Consumer advocates have also raised red flags. With data centers already driving up electricity prices in some regions, there’s worry that giving these facilities priority access could push regular customers’ bills even higher to cover grid upgrades. And some policymakers question whether FERC actually has the legal authority to regulate large load connections in this way, since such matters have traditionally been handled at the state level.
Industry groups, however, are mostly supportive. The Edison Electric Institute, which represents publicly-traded electric utilities, has endorsed the initiative, highlighting its potential to strengthen the grid and lower costs for consumers. Malcolm Woolf, president and CEO of the National Hydropower Association, praised parallel efforts to streamline permitting for hydroelectric projects, saying, “We must prevent unnecessary barriers from federal resource agencies that could hinder hydropower development.”
Wright’s proposal is part of a broader strategy to ensure that U.S. energy infrastructure can keep up with the demands of the digital age. The Department of Energy is not only seeking to accelerate grid connections for data centers and miners but also to diversify energy sources. By urging FERC to ease the permitting process for hydroelectric projects, the administration aims to increase the share of renewables in the national energy mix—even as it doubles down on fossil fuels and nuclear power to meet immediate capacity needs.
At the heart of the debate is FERC itself, an independent agency within the Department of Energy. While Wright can propose rules, it’s up to FERC to accept or reject them. As of October 2025, the commission has a 3-2 Republican majority, a composition that may favor the business-friendly approach championed by the Trump administration. Still, FERC’s independence means its decisions are closely watched by both industry and environmental groups.
The competition for grid access is only expected to intensify. By 2030, U.S. power demand from data centers could hit 84 gigawatts—up from about 4 gigawatts in 2024—according to projections cited by Brave New Coin. JPMorgan analysts have warned Bitcoin miners that they have just nine months to secure deals with AI companies before the window closes, as those who can offer immediate power capacity will have an edge over projects still stuck in the approval queue.

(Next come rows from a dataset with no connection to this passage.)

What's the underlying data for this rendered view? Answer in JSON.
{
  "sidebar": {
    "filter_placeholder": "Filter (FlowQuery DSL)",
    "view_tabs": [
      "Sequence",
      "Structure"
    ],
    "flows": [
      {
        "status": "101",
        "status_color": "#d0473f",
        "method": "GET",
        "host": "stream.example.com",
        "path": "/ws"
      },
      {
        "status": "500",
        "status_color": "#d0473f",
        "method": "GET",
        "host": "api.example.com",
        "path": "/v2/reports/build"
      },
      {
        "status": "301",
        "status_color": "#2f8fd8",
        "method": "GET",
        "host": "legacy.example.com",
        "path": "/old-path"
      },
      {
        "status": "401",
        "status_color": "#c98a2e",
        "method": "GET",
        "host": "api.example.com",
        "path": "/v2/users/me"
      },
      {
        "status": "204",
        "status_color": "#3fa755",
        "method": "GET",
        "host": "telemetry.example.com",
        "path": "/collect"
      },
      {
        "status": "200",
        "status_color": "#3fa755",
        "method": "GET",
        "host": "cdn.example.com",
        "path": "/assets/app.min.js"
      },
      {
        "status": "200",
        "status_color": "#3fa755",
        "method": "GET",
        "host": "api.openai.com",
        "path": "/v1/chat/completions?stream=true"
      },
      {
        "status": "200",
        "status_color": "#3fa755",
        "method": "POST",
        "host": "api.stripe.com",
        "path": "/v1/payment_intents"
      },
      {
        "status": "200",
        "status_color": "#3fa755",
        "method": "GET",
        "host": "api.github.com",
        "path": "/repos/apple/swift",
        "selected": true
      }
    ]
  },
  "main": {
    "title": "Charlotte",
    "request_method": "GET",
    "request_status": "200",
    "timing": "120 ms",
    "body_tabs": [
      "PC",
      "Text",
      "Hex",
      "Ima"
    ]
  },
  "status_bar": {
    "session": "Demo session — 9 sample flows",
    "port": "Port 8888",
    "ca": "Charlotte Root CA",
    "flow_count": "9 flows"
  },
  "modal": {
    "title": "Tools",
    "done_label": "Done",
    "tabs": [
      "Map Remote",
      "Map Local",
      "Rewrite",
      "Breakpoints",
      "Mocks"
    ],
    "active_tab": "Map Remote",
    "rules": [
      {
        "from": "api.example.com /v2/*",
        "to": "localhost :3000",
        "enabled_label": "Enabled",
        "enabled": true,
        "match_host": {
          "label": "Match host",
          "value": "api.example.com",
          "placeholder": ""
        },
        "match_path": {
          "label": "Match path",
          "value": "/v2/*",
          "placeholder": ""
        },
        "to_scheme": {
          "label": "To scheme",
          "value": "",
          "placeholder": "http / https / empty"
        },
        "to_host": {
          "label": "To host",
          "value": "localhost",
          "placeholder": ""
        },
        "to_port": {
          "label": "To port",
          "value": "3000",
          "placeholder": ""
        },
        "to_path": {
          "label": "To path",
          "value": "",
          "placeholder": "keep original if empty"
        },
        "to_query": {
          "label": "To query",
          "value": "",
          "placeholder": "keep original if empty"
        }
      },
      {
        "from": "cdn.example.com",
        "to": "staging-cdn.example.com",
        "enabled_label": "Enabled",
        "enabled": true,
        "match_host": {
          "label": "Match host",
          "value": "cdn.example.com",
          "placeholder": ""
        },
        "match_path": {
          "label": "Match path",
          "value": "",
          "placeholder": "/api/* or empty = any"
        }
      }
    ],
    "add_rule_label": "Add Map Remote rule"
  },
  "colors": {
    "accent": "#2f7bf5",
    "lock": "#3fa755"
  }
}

As FERC deliberates on Wright’s proposals, the outcome will have far-reaching consequences for America’s position in the global tech race. Will the grid keep pace with AI and crypto innovation, or will bottlenecks stifle growth? The coming months will reveal whether the balance tips toward rapid development or environmental caution, and whether the U.S. can maintain its edge as a digital powerhouse in an increasingly electrified world.
The path FERC chooses will chart the future of American energy, innovation, and environmental responsibility—one high-voltage decision at a time.